The Committee then considered the most plausible cost-effectiveness estimate following the sensitivity analysis of the utility values of the group of people that had received no post-study treatments (see section 4.3.10), in light of the appraisal of a life-extending, end-of-life treatment. It considered the impact of giving a greater weight to QALYs achieved in the later stages of terminal diseases, using the assumption that the extended survival period is experienced at the full quality of life anticipated for a healthy person of the same age and the magnitude of additional weight that would need to be assigned to the original QALY benefits in this patient group for the cost effectiveness of the drug to fall within the current threshold range. The Committee concluded that although it might be at the upper end of any plausible valuation of such benefits, in this case there was a significant step-change in treating a disease for which there is only 1 current standard first-line treatment option.

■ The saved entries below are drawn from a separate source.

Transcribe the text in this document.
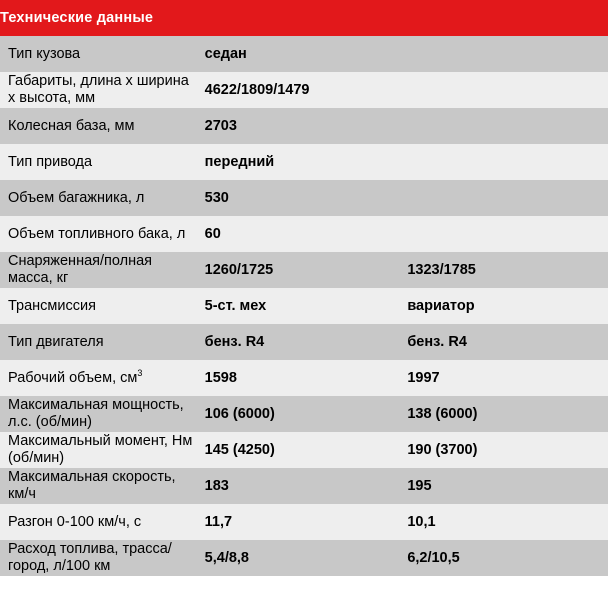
Технические данные		
Тип кузова	седан	
Габариты, длина х ширина х высота, мм	4622/1809/1479	
Колесная база, мм	2703	
Тип привода	передний	
Объем багажника, л	530	
Объем топливного бака, л	60	
Снаряженная/полная масса, кг	1260/1725	1323/1785
Трансмиссия	5-ст. мех	вариатор
Тип двигателя	бенз. R4	бенз. R4
Рабочий объем, $см^3$	1598	1997
Максимальная мощность, л.с. (об/мин)	106 (6000)	138 (6000)
Максимальный момент, Нм (об/мин)	145 (4250)	190 (3700)
Максимальная скорость, км/ч	183	195
Разгон 0-100 км/ч, с	11,7	10,1
Расход топлива, трасса/город, л/100 км	5,4/8,8	6,2/10,5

The Committee concluded that sunitinib as a first-line treatment for advanced and/or metastatic RCC could be recommended as a cost-effective use of NHS resources, if a patient has an ECOG performance status of 0 or 1 and there are no further treatment options recommended by NICE after first-line sunitinib treatment. The Committee also considered that, because of the additional weight assigned to the original QALY benefit, rigorous data collection investigating the benefits of sunitinib in this group of people should be conducted.
First-line treatment for people suitable for immunotherapy with at least 3 of 6 factors indicating poor prognosis
Very few data were presented to the Committee on the clinical or cost effectiveness of sunitinib compared with IFN-α as first-line treatments for people with a poor prognosis, suitable for immunotherapy. In the absence of robust data, the Committee concluded that sunitinib could not be considered a clinically effective first-line treatment for people with poor prognosis, suitable for immunotherapy with advanced and/or metastatic RCC.

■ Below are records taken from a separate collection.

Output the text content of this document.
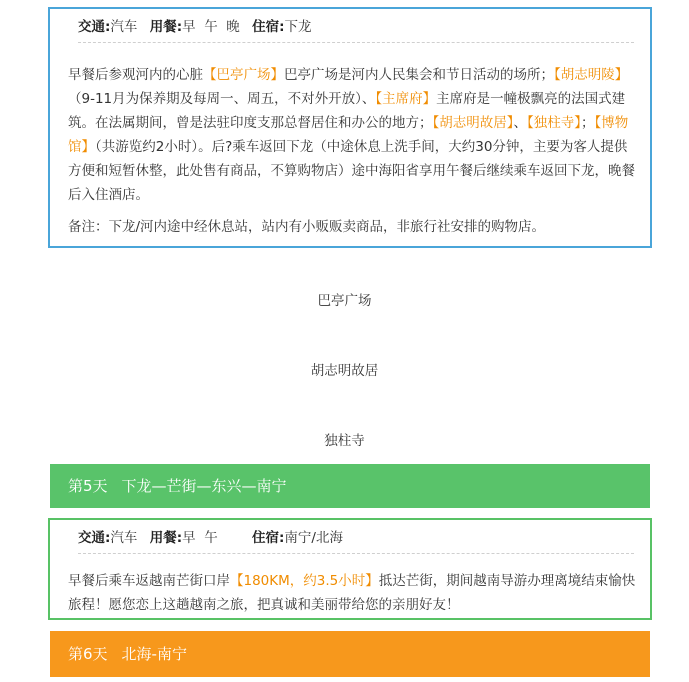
交通:汽车 用餐:早  午  晚 住宿:下龙

早餐后参观河内的心脏【巴亭广场】巴亭广场是河内人民集会和节日活动的场所；【胡志明陵】（9-11月为保养期及每周一、周五，不对外开放）、【主席府】主席府是一幢极飘亮的法国式建筑。在法属期间，曾是法驻印度支那总督居住和办公的地方；【胡志明故居】、【独柱寺】；【博物馆】（共游览约2小时）。后?乘车返回下龙（中途休息上洗手间，大约30分钟，主要为客人提供方便和短暂休整，此处售有商品，不算购物店）途中海阳省享用午餐后继续乘车返回下龙，晚餐后入住酒店。

备注：下龙/河内途中经休息站，站内有小贩贩卖商品，非旅行社安排的购物店。

巴亭广场
胡志明故居
独柱寺
第5天 下龙—芒街—东兴—南宁
交通:汽车 用餐:早  午	住宿:南宁/北海

早餐后乘车返越南芒街口岸【180KM，约3.5小时】抵达芒街，期间越南导游办理离境结束愉快旅程！愿您恋上这趟越南之旅，把真诚和美丽带给您的亲朋好友！

第6天 北海-南宁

First-line treatment for people unsuitable for immunotherapy
No data were presented to the Committee on the clinical or cost effectiveness of sunitinib compared with best supportive care as a first-line treatment for people who were unsuitable for immunotherapy. In the absence of robust data, the Committee concluded that sunitinib could not be considered a clinically effective first-line treatment for those unsuitable for immunotherapy with advanced and/or metastatic RCC.

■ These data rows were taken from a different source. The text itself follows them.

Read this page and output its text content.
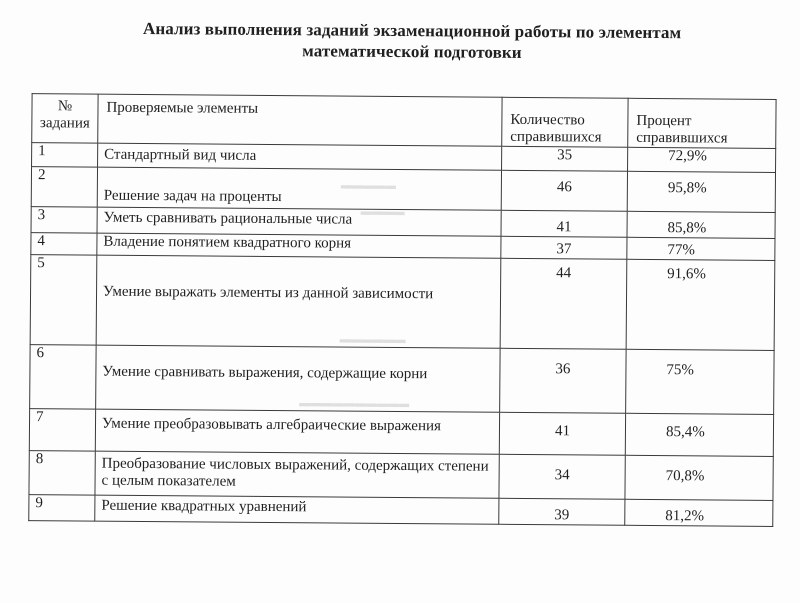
Анализ выполнения заданий экзаменационной работы по элементам
математической подготовки
▬▬▬▬▬
▬▬▬▬
▬▬▬▬▬▬
▬▬▬▬▬▬▬▬▬▬
№ задания	Проверяемые элементы	Количество справившихся	Процент справившихся
1	Стандартный вид числа	35	72,9%
2	Решение задач на проценты	46	95,8%
3	Уметь сравнивать рациональные числа	41	85,8%
4	Владение понятием квадратного корня	37	77%
5	Умение выражать элементы из данной зависимости	44	91,6%
6	Умение сравнивать выражения, содержащие корни	36	75%
7	Умение преобразовывать алгебраические выражения	41	85,4%
8	Преобразование числовых выражений, содержащих степени с целым показателем	34	70,8%
9	Решение квадратных уравнений	39	81,2%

First-line treatment for people with poor prognosis unsuitable for immunotherapy
No data were presented to the Committee on the clinical or cost effectiveness of sunitinib compared with best supportive care as a first-line treatment for people with a poor prognosis who were unsuitable for immunotherapy. In the absence of robust data, the Committee concluded that sunitinib could not be considered a clinically effective first-line treatment for people with a poor prognosis who are unsuitable for immunotherapy.